4 Şubat 2010 Perşembe

kar yeniden ilkmiş gibi sanki





evet yalan söyledim size ey hayali okurlarım..
kar yağmasını istemiyor olmuş olabilirim bu ilkbahar bloğunun daha önceki sayfalarında.

lakin şu an karelere bölünmüş ay ve günlere bakan duvar dibi masamın, ortaokul sorularına gömülmüş, renkli yastıkta oturmuş ve sıkılmış yüzüyüm.

ve bir az önce kafamı hafif sağa çevirdiğimde, içimi açsın diye pembe yaptığım duvarın hemen dip komşu penceresinde, renkli perdelerimin arkasında, inanılmaz yavaş ve az başlayan küçücük kar tanelerinin hızlanışına an be an tanık oldum..


ah şimdi ne kadar çoklaştılar...
henüz karanlık olmayan havaya inat, sarı sarı yanan yalnız sokak lambası önünde hızlanmaktalar.

hava aydınlık ya, o yüzden yavrular şu anda...gece olunca büyüyüp babalarına dönüşecekler ki o zaman işte karın o mutluluk kokan sıcak havası saracak sokağımızı.
renkli perdelerimi aydınlatan oda önü sokak lambamı..
geçen akşam öksürmüştü kendisi, yanıp yanıp sönmüştü ki atilla ilhan, akabinde rahmi gülbayrak hoca anılmıştı tarafımdan.
yorgun olmadığım bir zaman keşke zafer çarşısına uğrasam demiştim..

yeniden kar yağıyor işte..
bilmem ki neden ilk yağdığında böyle heyecanlandırmamıştı beni, yani dün, bu zamanlar...

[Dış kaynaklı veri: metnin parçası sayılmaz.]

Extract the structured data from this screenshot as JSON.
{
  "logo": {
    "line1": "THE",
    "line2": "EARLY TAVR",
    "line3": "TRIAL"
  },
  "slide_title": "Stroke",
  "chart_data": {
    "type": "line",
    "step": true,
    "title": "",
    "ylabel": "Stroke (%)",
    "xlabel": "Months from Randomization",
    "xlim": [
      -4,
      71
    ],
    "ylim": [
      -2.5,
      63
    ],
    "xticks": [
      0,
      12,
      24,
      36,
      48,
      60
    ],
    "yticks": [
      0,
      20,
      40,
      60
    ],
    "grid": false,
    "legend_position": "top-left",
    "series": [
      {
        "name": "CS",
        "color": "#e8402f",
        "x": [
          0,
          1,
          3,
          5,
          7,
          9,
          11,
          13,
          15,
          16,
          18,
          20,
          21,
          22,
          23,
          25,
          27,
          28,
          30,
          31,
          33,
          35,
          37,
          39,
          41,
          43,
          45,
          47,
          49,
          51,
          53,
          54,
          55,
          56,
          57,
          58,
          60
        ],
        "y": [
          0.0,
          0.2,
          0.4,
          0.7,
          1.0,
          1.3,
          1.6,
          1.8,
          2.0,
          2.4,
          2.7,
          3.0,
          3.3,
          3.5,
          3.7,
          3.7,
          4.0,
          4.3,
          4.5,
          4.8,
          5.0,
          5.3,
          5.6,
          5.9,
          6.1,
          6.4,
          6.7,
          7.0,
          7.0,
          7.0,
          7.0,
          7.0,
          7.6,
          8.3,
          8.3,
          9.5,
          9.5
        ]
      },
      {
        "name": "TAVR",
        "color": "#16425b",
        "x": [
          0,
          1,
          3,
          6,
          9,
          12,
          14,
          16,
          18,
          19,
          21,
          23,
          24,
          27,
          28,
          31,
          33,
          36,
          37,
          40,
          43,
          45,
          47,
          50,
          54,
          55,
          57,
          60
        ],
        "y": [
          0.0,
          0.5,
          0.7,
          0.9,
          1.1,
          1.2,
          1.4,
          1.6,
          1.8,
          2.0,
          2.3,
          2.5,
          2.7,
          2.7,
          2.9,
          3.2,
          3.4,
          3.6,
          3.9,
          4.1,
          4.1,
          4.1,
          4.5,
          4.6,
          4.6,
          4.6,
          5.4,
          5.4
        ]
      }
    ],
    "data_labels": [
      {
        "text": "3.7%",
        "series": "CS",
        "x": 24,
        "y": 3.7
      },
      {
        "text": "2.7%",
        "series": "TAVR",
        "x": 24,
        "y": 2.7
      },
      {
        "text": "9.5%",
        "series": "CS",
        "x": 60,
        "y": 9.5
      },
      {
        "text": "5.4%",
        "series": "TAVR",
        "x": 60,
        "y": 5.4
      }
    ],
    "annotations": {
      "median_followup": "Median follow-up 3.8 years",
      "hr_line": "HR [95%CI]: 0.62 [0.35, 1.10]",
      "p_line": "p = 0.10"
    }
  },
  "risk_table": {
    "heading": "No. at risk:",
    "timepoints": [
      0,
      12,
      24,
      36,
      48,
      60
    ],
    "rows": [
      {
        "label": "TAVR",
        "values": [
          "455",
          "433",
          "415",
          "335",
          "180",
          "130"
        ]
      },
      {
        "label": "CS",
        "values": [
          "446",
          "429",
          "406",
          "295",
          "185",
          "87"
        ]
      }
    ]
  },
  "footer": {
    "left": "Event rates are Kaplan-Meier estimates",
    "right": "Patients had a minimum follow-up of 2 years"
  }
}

yayılın yavrucuklarım etrafa, ısıtın ortalığı ki üşümesin işlerinden sıcacık evlerine gidenler..
annemle babam üşümesin, kardeşim üşümesin, sevgilim servisinden inip evine yürürken de üşümesin.
cedacım bursalarda üşümesin...
gülcemcim üşümeye iyice yatkınken bu aralar italyalarda üşümesin, üzülmesin.
(gurbetimdekiler üşümesin!)

boynumdaki kar tanesini ne garip bir zamanda anımsadım tekrar...ne çok duygulandırdınız beni birden yavrucuk kar tanelerii..birden ne çok özledim.